The thing is, I believe this makes me a better scientist. My mind is more focused on the work at hand when I let it have a break. I enjoy my job a lot more than I would if it was all I ever did. And I make a lot more progress than I did back when I worked 7 days a week.
On another front, I’m modeling healthy behavior for my children. I want them to see that you can have a successful career and also spend time with your loved ones. I want them to see that I work, and to be proud of me…and I want them to see that when I’m not at work, I’m not at work. It’s about self-respect.
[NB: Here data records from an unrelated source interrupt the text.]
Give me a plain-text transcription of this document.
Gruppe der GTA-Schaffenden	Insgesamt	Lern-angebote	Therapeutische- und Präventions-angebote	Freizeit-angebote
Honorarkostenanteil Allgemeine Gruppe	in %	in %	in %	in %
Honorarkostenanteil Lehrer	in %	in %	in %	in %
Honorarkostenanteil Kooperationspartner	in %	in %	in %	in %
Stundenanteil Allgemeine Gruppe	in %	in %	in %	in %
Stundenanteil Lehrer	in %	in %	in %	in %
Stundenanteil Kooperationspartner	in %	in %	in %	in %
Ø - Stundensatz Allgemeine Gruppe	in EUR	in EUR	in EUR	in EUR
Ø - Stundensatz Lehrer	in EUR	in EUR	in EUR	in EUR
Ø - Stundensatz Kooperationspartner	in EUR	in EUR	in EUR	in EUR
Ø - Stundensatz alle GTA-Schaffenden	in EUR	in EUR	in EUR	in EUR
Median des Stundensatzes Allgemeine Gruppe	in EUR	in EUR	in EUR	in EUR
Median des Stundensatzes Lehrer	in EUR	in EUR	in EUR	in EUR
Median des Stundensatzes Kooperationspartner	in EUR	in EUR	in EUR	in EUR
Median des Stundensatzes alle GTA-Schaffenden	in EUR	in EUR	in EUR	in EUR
I also try to instill the same attitudes in my students. I teach my lablings how to set up their crosses to avoid having to come in on weekends (while still emphasizing that, sometimes, you just can’t control biology that way, and you really will have to finish the experiment on Saturday). I try to make sure they have as much to do as they can handle, but not so much that it makes the rest of their lives untenable. I don’t ever impose MY deadlines on them – if I have a grant deadline coming up, yeah, I ask them to collect a certain set of data as fast as they can…but not if they have to come in every weekend and all night to get it done.
So, yeah, I have thoughts on work-life balance. I think I’m pretty good at it. Some of it is forced – I chose to have children, and children need parents. But I started down this road long before either of my kids was born – I rebelled against the culture of “all day, all night, and all week” in lab. And I think I’m doing okay.